The War Museum in Overloon reacted by returned valuable exhibits on loan from the Netherlands Institute for War Documentation; those included one of the so-called death books from the Auschwitz-Birkenau extermination camp.
According to DW, there are clear indications that Nazi devotional objects are in greater demand than ever before, with a number of reports of stolen or forged Nazi paraphernalia in recent years.
The report cites online art market platform “Artnet” as saying that high-quality replicas or forgeries of Nazi items are presently being manufactured on large scales in countries such as Bulgaria (whose treasure hunting and antiques trafficking criminal industry has a history of forging archaeological artifacts, even Ancient Thracian treasures), Poland, Ukraine, and even Pakistan.
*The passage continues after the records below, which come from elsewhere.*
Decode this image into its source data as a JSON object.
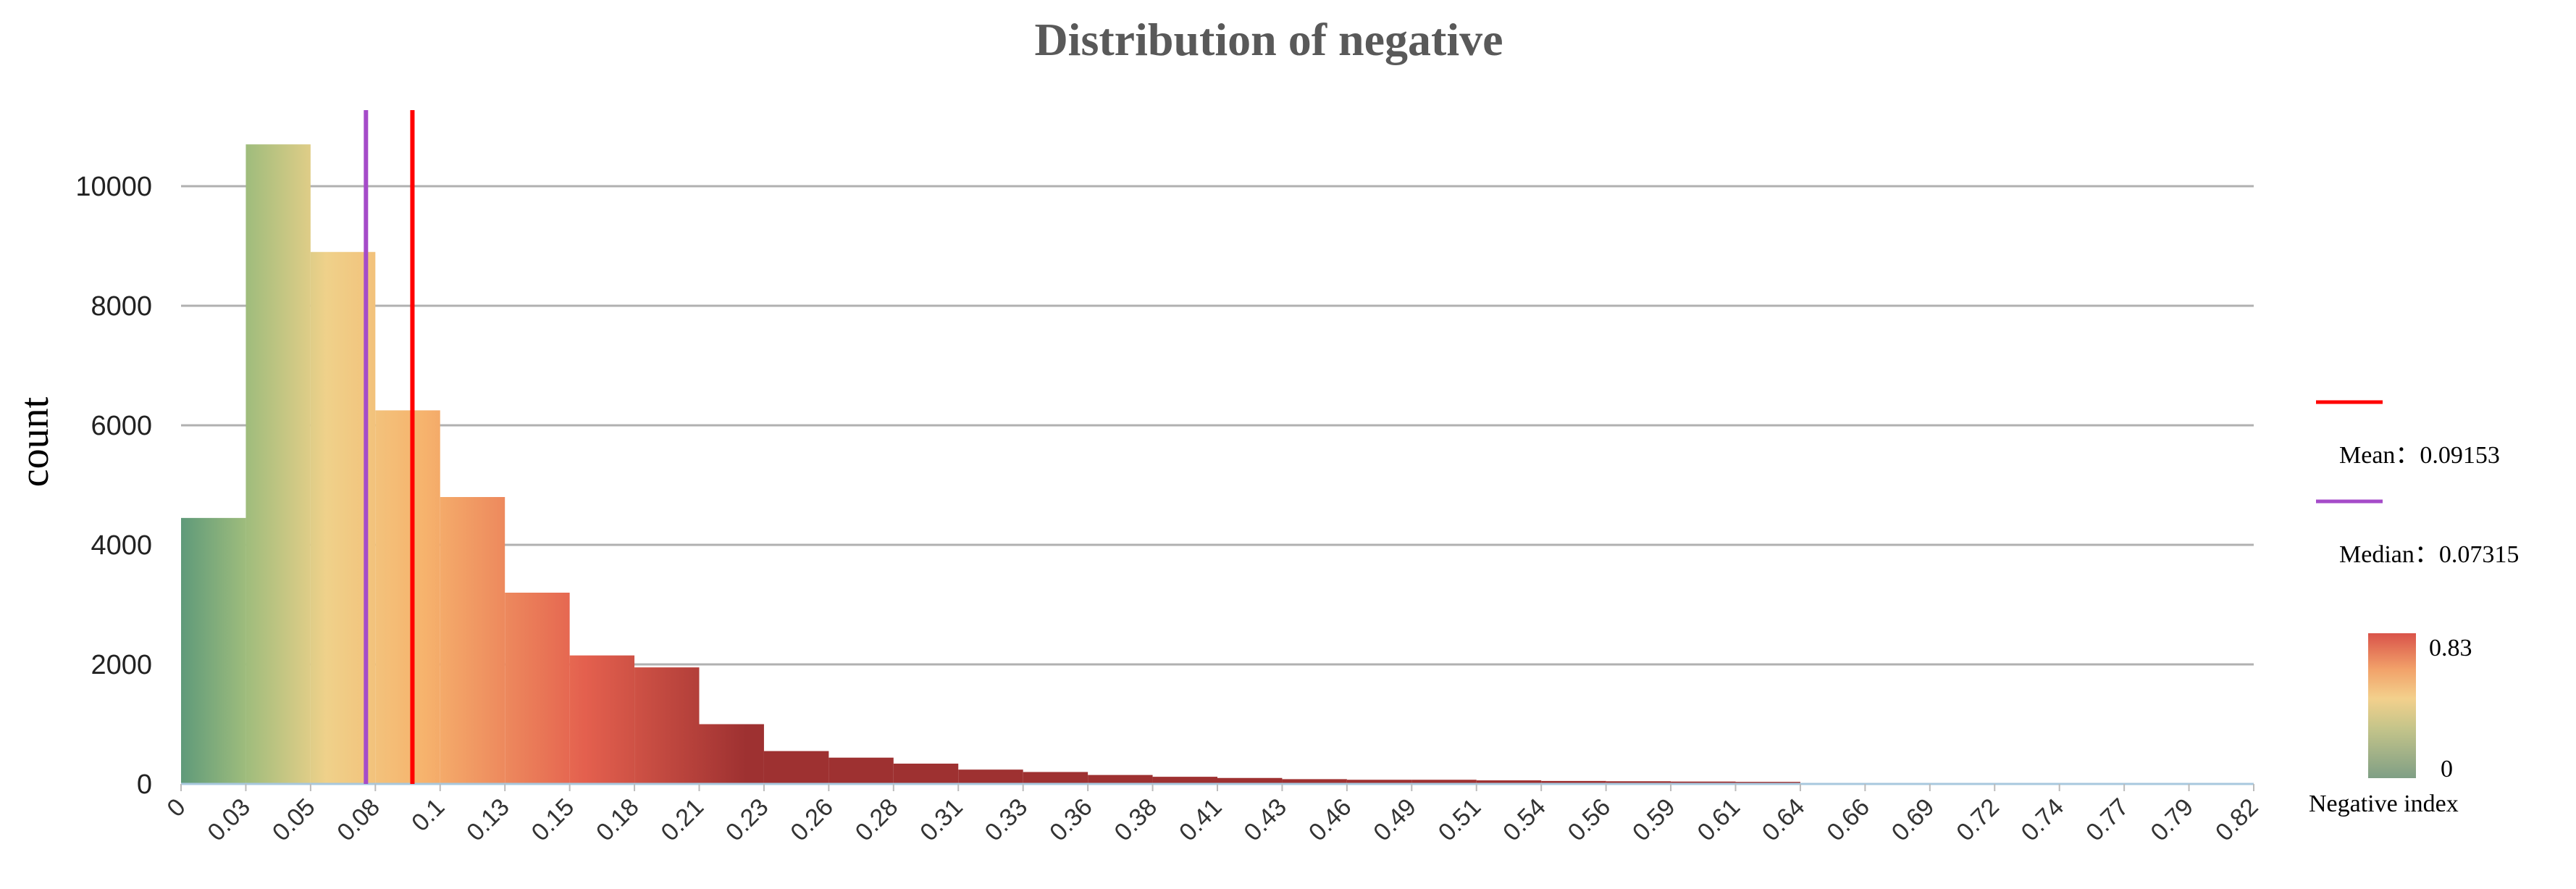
{
  "chart_data": {
    "type": "bar",
    "title": "Distribution of negative",
    "xlabel": "",
    "ylabel": "count",
    "ylim": [
      0,
      11000
    ],
    "yticks": [
      0,
      2000,
      4000,
      6000,
      8000,
      10000
    ],
    "grid": true,
    "x_tick_labels": [
      "0",
      "0.03",
      "0.05",
      "0.08",
      "0.1",
      "0.13",
      "0.15",
      "0.18",
      "0.21",
      "0.23",
      "0.26",
      "0.28",
      "0.31",
      "0.33",
      "0.36",
      "0.38",
      "0.41",
      "0.43",
      "0.46",
      "0.49",
      "0.51",
      "0.54",
      "0.56",
      "0.59",
      "0.61",
      "0.64",
      "0.66",
      "0.69",
      "0.72",
      "0.74",
      "0.77",
      "0.79",
      "0.82"
    ],
    "bins": [
      {
        "start": 0,
        "end": 0.03,
        "count": 4450
      },
      {
        "start": 0.03,
        "end": 0.05,
        "count": 10700
      },
      {
        "start": 0.05,
        "end": 0.08,
        "count": 8900
      },
      {
        "start": 0.08,
        "end": 0.1,
        "count": 6250
      },
      {
        "start": 0.1,
        "end": 0.13,
        "count": 4800
      },
      {
        "start": 0.13,
        "end": 0.15,
        "count": 3200
      },
      {
        "start": 0.15,
        "end": 0.18,
        "count": 2150
      },
      {
        "start": 0.18,
        "end": 0.21,
        "count": 1950
      },
      {
        "start": 0.21,
        "end": 0.23,
        "count": 1000
      },
      {
        "start": 0.23,
        "end": 0.26,
        "count": 550
      },
      {
        "start": 0.26,
        "end": 0.28,
        "count": 440
      },
      {
        "start": 0.28,
        "end": 0.31,
        "count": 340
      },
      {
        "start": 0.31,
        "end": 0.33,
        "count": 240
      },
      {
        "start": 0.33,
        "end": 0.36,
        "count": 200
      },
      {
        "start": 0.36,
        "end": 0.38,
        "count": 150
      },
      {
        "start": 0.38,
        "end": 0.41,
        "count": 120
      },
      {
        "start": 0.41,
        "end": 0.43,
        "count": 100
      },
      {
        "start": 0.43,
        "end": 0.46,
        "count": 80
      },
      {
        "start": 0.46,
        "end": 0.49,
        "count": 70
      },
      {
        "start": 0.49,
        "end": 0.51,
        "count": 70
      },
      {
        "start": 0.51,
        "end": 0.54,
        "count": 60
      },
      {
        "start": 0.54,
        "end": 0.56,
        "count": 50
      },
      {
        "start": 0.56,
        "end": 0.59,
        "count": 45
      },
      {
        "start": 0.59,
        "end": 0.61,
        "count": 40
      },
      {
        "start": 0.61,
        "end": 0.64,
        "count": 35
      },
      {
        "start": 0.64,
        "end": 0.66,
        "count": 10
      },
      {
        "start": 0.66,
        "end": 0.69,
        "count": 8
      },
      {
        "start": 0.69,
        "end": 0.72,
        "count": 6
      },
      {
        "start": 0.72,
        "end": 0.74,
        "count": 5
      },
      {
        "start": 0.74,
        "end": 0.77,
        "count": 4
      },
      {
        "start": 0.77,
        "end": 0.79,
        "count": 3
      },
      {
        "start": 0.79,
        "end": 0.82,
        "count": 3
      }
    ],
    "reference_lines": [
      {
        "name": "Mean",
        "label": "Mean：0.09153",
        "value": 0.09153,
        "color": "#ff0000"
      },
      {
        "name": "Median",
        "label": "Median：0.07315",
        "value": 0.07315,
        "color": "#a54bc9"
      }
    ],
    "colorbar": {
      "title": "Negative index",
      "min_label": "0",
      "max_label": "0.83",
      "colors": [
        "#5f9a7a",
        "#9ebc7c",
        "#efd18a",
        "#f6b36d",
        "#e4604e",
        "#9e3131"
      ]
    },
    "legend_position": "right"
  }
}
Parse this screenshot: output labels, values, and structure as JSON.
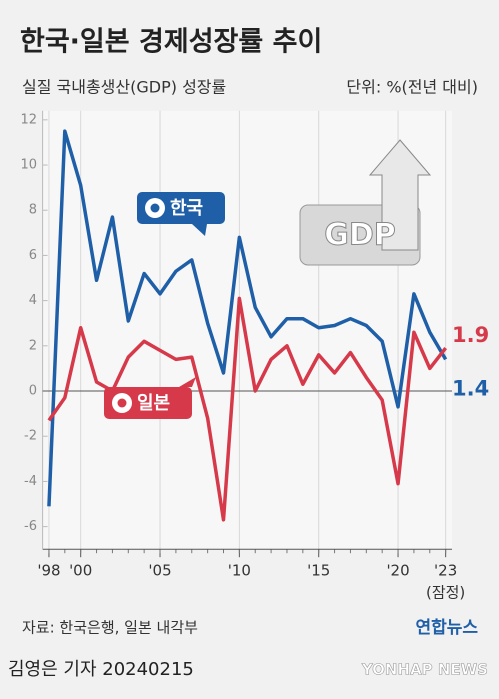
{
  "chart_data": {
    "type": "line",
    "title": "한국·일본 경제성장률 추이",
    "subtitle": "실질 국내총생산(GDP) 성장률",
    "unit": "단위: %(전년 대비)",
    "x": [
      1998,
      1999,
      2000,
      2001,
      2002,
      2003,
      2004,
      2005,
      2006,
      2007,
      2008,
      2009,
      2010,
      2011,
      2012,
      2013,
      2014,
      2015,
      2016,
      2017,
      2018,
      2019,
      2020,
      2021,
      2022,
      2023
    ],
    "series": [
      {
        "name": "한국",
        "color": "#1f5fa8",
        "values": [
          -5.1,
          11.5,
          9.1,
          4.9,
          7.7,
          3.1,
          5.2,
          4.3,
          5.3,
          5.8,
          3.0,
          0.8,
          6.8,
          3.7,
          2.4,
          3.2,
          3.2,
          2.8,
          2.9,
          3.2,
          2.9,
          2.2,
          -0.7,
          4.3,
          2.6,
          1.4
        ]
      },
      {
        "name": "일본",
        "color": "#d63a4a",
        "values": [
          -1.3,
          -0.3,
          2.8,
          0.4,
          0.0,
          1.5,
          2.2,
          1.8,
          1.4,
          1.5,
          -1.2,
          -5.7,
          4.1,
          0.0,
          1.4,
          2.0,
          0.3,
          1.6,
          0.8,
          1.7,
          0.6,
          -0.4,
          -4.1,
          2.6,
          1.0,
          1.9
        ]
      }
    ],
    "xlim": [
      1997.6,
      2023.4
    ],
    "xticks": [
      {
        "value": 1998,
        "label": "'98"
      },
      {
        "value": 2000,
        "label": "'00"
      },
      {
        "value": 2005,
        "label": "'05"
      },
      {
        "value": 2010,
        "label": "'10"
      },
      {
        "value": 2015,
        "label": "'15"
      },
      {
        "value": 2020,
        "label": "'20"
      },
      {
        "value": 2023,
        "label": "'23"
      }
    ],
    "xtick_note": "(잠정)",
    "ylim": [
      -7,
      12.4
    ],
    "yticks": [
      -6,
      -4,
      -2,
      0,
      2,
      4,
      6,
      8,
      10,
      12
    ],
    "grid": true,
    "source": "자료: 한국은행, 일본 내각부",
    "logo": "연합뉴스",
    "byline": "김영은 기자  20240215",
    "watermark": "YONHAP NEWS",
    "image_text": "GDP"
  }
}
According to the report, the replicas or forgeries of Nazi paraphernalia in question are oftentimes of such a great quality that even experts could be fooled at first.
A case in had was a recent Holocaust exhibition in Argentina’s capital Buenos Aires where most of the exhibits turned out not to be original.
Collectors of items from Nazi Germany said to be most interested in uniforms, helmets, military orders of merit, daggers as well as personal items belonging to high-ranking officers or Nazi members.
According to Arnd Bauerkaemper, professor of 19th and 20th century history at the Berlin Free University and an expert in Nazi history, there are several reasons for the growing interest in Nazi-era artifacts, ranging from commercial interests to a fascination with National Socialism.
“Who creates the demand for these things? This is where you will come across a group of people that displays right-wing extremist tendencies. At the same time, you will also find some people who are not politically motivated but are fascinated by National Socialism,” says Bauerkaemper.
He blames the present-day fascination and fetishisation of the Nazi era on the great distance between the present and the events of the past.
“This historical detachment plays a big role; just think of Prince Harry’s fancy dress costume as [German Nazi General Erwin] Rommel — there was something playfully innocuous about it,” the professor states.
He has referred to a 2005 gaffe when 20-year-old Harry, one of the British successors to the throne, dressed up in a Nazi uniform, and later apologized for doing so.
At the same time, though, there are people buying Nazi devotional objects to prevent them from reaching the wrong hands.
In 2019, Lebanese businessman Abdallah Chatila purchased personal belongings from Adolf Hitler’s estate to donate them to the central Israeli Holocaust memorial Yad Vashem.
Back in 2019, the government of Austria decided to turn the building where Adolf Hitler was born into a police station in order to prevent it from becoming a gathering spot for Nazi admirers.